Hans Harkort fuhr sich über die Augen. Draußen begann sich der Frühling zu regen. Er zupfte Himmelschlüssel, Lerchensporn und die jungen Ährenspitzen aus der erwachenden Erde. Die Tage waren wie Maientage und die warmen Nächte voller Sterne und Seligkeit. Aber in seinem eigenen Herzen wollte es noch immer nicht maien und lenzen. Von Zeit zu Zeit ging sein Blick nach den Wassermühlen hinüber, die wie schwarze Klumpen am Boden lagen und immer mehr eindunkelten. Dort waren die Sterbelaken auf die Dächer gefallen, war Trauer und Elend, zogen die Stunden wie unheimliche Mahner ihres Weges. Bei ihm, in seinem Inneren, war es nicht anders, da wohnte die Hoffnungslosigkeit, spannen trübe Gedanken ihre eintönigen Fäden. In dieser Öde mußte alle Freude trostlos versanden.

Der rote Sonnenball versank in der Niederung. Die Welt schlummerte ein. Auf dem Hof war es still und einsam geworden. Nur eine Schleiereule wankte wie ein Federspiel um die Dächer, um dann und wann ihren traurigen Ruf durch die Feier des Abends zu senden. Dazwischen rauschten die Bäume, die oberhalb der Schwarzen Koppel standen, mit Geisterstimmen herüber.

Hinter ihm klinkte die Tür auf.

Ein dralles Mädchen, im schlichten Waschkleid und ein schmuckes Häubchen auf den straffgescheitelten Haaren, brachte die Lampe, stellte sie auf den Tisch und wollte sich wieder entfernen.
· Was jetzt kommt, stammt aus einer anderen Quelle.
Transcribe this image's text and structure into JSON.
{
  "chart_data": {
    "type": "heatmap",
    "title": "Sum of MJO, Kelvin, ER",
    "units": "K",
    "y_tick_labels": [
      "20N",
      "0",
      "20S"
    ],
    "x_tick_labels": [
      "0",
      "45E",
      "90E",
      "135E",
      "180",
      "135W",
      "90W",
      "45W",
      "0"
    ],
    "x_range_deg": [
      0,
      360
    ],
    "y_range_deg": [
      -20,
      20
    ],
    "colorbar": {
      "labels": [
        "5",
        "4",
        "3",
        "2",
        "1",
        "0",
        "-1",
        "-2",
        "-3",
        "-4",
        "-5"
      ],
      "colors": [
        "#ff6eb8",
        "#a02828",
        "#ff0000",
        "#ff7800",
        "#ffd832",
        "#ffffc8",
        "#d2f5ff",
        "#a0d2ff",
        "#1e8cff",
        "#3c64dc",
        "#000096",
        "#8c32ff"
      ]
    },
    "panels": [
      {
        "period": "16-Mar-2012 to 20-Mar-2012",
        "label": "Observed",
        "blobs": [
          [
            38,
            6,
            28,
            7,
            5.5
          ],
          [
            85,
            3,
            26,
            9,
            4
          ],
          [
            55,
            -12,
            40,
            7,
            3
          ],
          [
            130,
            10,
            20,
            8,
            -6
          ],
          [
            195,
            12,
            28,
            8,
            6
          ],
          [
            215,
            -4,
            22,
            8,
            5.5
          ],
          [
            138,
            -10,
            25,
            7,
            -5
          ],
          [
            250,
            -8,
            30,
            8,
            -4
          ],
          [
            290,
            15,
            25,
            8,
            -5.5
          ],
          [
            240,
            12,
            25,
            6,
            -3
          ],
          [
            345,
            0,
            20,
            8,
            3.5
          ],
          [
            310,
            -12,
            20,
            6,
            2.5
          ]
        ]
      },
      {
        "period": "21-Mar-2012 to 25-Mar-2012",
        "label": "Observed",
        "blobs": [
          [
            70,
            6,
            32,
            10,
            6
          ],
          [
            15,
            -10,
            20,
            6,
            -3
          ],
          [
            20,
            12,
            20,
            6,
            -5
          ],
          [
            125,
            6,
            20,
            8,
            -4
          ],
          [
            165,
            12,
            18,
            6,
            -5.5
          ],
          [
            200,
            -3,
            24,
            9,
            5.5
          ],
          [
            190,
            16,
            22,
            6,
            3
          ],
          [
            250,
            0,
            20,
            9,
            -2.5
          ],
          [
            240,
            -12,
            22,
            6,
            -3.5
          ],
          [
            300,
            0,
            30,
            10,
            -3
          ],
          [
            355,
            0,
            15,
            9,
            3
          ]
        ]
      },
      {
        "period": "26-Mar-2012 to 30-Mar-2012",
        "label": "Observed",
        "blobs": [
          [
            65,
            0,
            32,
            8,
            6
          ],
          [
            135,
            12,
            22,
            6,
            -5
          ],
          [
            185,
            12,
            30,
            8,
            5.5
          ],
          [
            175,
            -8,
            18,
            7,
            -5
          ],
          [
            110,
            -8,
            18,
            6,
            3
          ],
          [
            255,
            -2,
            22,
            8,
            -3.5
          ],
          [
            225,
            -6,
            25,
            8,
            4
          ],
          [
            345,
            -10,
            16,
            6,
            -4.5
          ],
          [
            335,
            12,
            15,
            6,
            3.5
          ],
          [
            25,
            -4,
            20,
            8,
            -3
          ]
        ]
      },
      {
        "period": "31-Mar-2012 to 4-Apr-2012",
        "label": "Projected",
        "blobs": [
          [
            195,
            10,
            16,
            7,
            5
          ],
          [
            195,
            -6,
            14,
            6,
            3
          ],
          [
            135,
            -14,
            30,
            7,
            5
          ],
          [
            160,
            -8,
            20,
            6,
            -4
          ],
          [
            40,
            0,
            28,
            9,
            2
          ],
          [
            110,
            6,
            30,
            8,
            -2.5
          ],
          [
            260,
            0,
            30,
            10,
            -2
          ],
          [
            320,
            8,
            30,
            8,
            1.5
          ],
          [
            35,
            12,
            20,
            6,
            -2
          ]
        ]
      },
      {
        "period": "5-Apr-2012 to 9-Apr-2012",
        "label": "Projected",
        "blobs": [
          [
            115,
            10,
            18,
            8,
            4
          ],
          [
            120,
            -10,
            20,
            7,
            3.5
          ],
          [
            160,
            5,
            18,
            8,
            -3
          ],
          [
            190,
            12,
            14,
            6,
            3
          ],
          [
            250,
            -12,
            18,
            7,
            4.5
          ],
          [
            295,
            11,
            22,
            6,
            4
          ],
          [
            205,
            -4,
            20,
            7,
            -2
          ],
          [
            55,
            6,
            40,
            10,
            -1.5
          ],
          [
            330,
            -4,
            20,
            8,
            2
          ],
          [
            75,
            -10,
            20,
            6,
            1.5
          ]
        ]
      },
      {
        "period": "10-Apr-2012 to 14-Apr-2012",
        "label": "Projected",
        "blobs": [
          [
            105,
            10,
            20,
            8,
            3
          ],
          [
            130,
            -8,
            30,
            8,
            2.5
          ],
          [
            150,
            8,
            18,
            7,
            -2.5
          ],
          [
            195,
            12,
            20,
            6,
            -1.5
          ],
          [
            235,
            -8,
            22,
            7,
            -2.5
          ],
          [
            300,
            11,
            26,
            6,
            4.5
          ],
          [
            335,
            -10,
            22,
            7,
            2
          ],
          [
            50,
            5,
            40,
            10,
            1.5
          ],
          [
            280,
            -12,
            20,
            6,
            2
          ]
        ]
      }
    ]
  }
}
»Wie spät schon, Johanna?«

»Es geht auf sieben, Herr Harkort.«

»Mutter noch immer nicht da?«

»Nein, Herr Harkort.«

»Wann ist sie ausgefahren, Johanna?«

»Gegen drei, kurz nach dem Kaffee.«

»Nach der Stadt?«

»Ja, nach der Stadt.«

»Und hat nichts hinterlassen?«

»Gar nichts, Herr Harkort.«

»Ich danke, Johanna.«

Auf lautlosen Lammfellsocken drückte sich das hübsche Mädchen aus dem erhellten Zimmer, die Tür behutsam hinter sich zuziehend, während der junge Mann sich in einen Sessel warf, den Kopf auf die Rechte stützte, seinen Gedanken nachhing und die Heimkehr der Mutter erwartete.